Les âmes fortes de Jean Giono
Fiche : Les âmes fortes de Jean Giono. Recherche parmi 300 000+ dissertationsPar Soben95 • 8 Avril 2024 • Fiche • 450 Mots (2 Pages) • 90 Vues
Une petite fille (Thérèse a vingt-deux ans et en paraît seize), une petite fille sonne à sa porte. Au moment où cette petite fille sonne à sa porte, madame Numance, par la force des choses, ne peut plus démesurer extraordinairement ses dons. Elle ne peut plus que les démesurer un tout petit peu. Enfin, à son avis tout au moins. Et elle n’est pas à son aise ; elle voudrait pouvoir donner plus, avoir son vrai bonheur. Elle est fine, elle est sensible, elle voit tout, elle sent tout. Elle sent tout de suite, elle voit tout de suite l’adoration que cette petite fille a pour elle. Elle sait, elle a vu que cette petite fille, tous les matins trottine par la maison comme un furet sur les traces de celle qu’elle aime. Voilà le seul amour qui pouvait perdre madame Numance. Mettez un garçon à la place de Thérèse : il est renvoyé sur le champ. Mettez-y une femme faite, elle sera tenue à distance. Non. Il n’y a qu’un seul traquenard dans lequel elle peut se précipiter. C’est celui-là. Si elle avait eu un enfant de son mari il pourrait avoir l’âge de Thérèse.

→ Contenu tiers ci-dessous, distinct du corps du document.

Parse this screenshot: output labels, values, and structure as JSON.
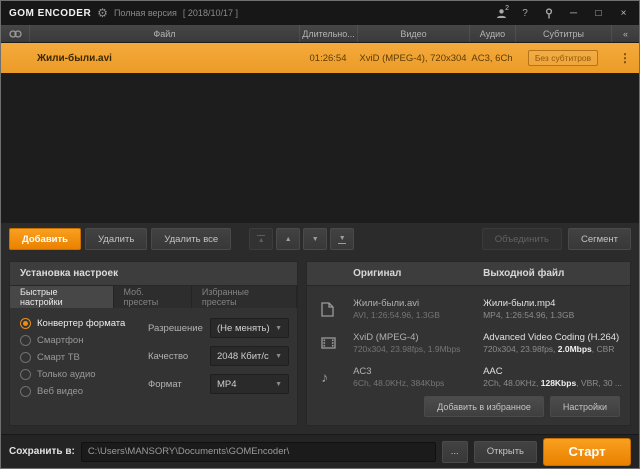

Il pourrait être cette petite fille (cette petite femme, cette pauvre mère ! Quand elle pense à ça, elle est comme du miel d’été). Thérèse, dès qu’elle a quitté la cabane à lapins, est pleine de grâce. On la voudrait toute. Chez les Charmasson où elle est restée en service cinq ans, bien qu’elle ait été fille de cuisine, elle s’est essayé sur les manières des femmes de chambre qui s’essayaient sur les manières de madame Charmasson. Elle n’est pas entièrement une rustaude. Elle l’est juste ce qu’il faut pour en avoir les charmes. Sa bouche est l’image d’un cœur donné. On voit quand elle y prépare son rire ou ses larmes. C’est là-dessus que ce que je vous disais de la réflexion des gens d’esprit s’exerce. Cent fois, bien avant la scène qui s’est passée au lit de Thérèse battue, madame Numance a eu envie de prendre Thérèse dans ses bras. Si elle ne l’a pas fait, s’il a fallu quelque chose de terrible l’y pousse c’est qu’elle a l’habitude terrible de l’ingratitude des gens qu’elle oblige. […]
Alors tous les matins elle écoutait Thérèse aller et venir dans la maison. Elle se disait : « Elle est debout près du portemanteau, elle regarde ma pélerine (je l’ai laissée exprès pendue en bas); elle la touche. Peut-être même l’embrasse -t- elle ?» (elle ne se trompait pas). Elle restait avec cette idée dix minutes ; c’était un monde, un monde nouveau magnifique ! Imaginez son bonheur !
Les Âmes fortes de Jean Giono (1950).